Cuando apartó la mirada supe que ella nunca había tenido que pensar en presupuestos.
—¿Has hablado con tu hermano?
—No responde a mis llamadas. No contesta mis emails ni mis mensajes de texto. Ya no lo conozco.
No podía dejar de preguntarme dónde estaría Stephen Jahn en ese momento, qué papel habría asumido. Su tez era tan oscura que podía hacerse pasar por egipcio, aunque sus rasgos eran más bien italianizados y creía recordar que tenía también una abuela armenia. ¿Podría estar allí, entre las multitudes de manifestantes, o moviéndose como un fantasma entre los supuestamente demócratas y los déspotas sin remordimientos, informando de las identidades de los manifestantes a aquellos que todavía se aferraban al poder? Y qué pasaba con Saif, el hombre al que, yo estaba convencido, Stephen amaba, porque el nombre había seguido apareciendo en su conversación a lo largo de los años, a menudo avanzada la noche en la SCR, cuando sólo quedábamos él, yo, y puede que un par de otros comprensivos colegas, concentrados en nuestras copas tras una cena en la High Table, y alguien, no siempre yo, se aventuraba a preguntar cómo le iba a Saif y si Stephen lo había visto últimamente, y entonces Stephen casi invariablemente asentía y decía, como el anciano tío indulgente y adorador que se imaginaba ser, o el amante de una querida mucho más joven: «Le va estupendamente, gracias por preguntar, aunque a veces me preocupa, hay gente… que podría ponerle las cosas difíciles, así que uno tiene que ser muy cauteloso. Mantener la discreción».
Pese a todo, esas conversaciones casi no revelaban nada.

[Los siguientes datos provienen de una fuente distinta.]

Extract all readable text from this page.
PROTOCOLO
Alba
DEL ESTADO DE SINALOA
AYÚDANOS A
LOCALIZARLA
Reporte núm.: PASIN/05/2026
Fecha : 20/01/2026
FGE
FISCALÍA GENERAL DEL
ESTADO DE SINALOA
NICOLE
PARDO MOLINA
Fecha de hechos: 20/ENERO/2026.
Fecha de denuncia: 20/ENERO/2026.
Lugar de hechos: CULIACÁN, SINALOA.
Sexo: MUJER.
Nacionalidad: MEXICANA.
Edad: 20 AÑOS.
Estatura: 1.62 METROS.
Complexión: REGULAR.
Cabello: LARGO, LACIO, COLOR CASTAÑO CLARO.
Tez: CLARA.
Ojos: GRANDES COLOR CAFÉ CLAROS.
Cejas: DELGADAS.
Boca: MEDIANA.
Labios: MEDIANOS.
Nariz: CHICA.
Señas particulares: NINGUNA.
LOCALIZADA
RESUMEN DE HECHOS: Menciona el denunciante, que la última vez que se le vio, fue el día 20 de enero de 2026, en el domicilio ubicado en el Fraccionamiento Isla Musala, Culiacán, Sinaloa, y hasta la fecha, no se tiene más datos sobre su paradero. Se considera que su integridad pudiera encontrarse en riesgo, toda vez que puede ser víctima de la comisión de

Stephen nunca decía explícitamente que Saif fuera su amante, y darlo por supuesto sería, pienso ahora, caer en algún tipo de trampa, tal vez una trampa diseñada por el propio Stephen.
Alrededor de una semana más tarde, Fadia me contó que sus padres habían huido a Londres, y aunque su madre se acercó a Oxford un día, Fadia no había bajado a verlos hasta los días libres entre el segundo y el tercer trimestre. Cuando volvió para sus exámenes aquel último trimestre de verano de su posgrado, había perdido cualquier chispa de inocencia que yo hubiera detectado en el pasado. No recuerdo ninguna conversación a lo largo de esos meses sobre la situación o el bienestar de sus padres, aunque sabía que a otros funcionarios egipcios que habían huido del país el gobierno británico les había congelado las cuentas bancarias y bienes, esa medida parecía aplicarse de un modo típicamente irregular e ilógico, como si algunos anteriores déspotas fueran mejores amigos que otros. Stephen Jahn iba y venía, y parecía, aunque tal vez fueran imaginaciones mías, evitarme. No sabría decir si Fadia y él se veían (es más, ni siquiera si se habían visto alguna vez). El piso de Stephen en Folly Bridge Court se encontraba en una zona de la ciudad que yo raramente tenía ocasión de visitar a no ser que alguien propusiera tomar una copa en el pub Head of the River o si yo decidía ir a apoyar al college en la regata de Eights Week cuando ese tramo del Támesis conocido localmente como el Isis se llena de jóvenes cuerpos esbeltos empujando barcas de madera por el agua.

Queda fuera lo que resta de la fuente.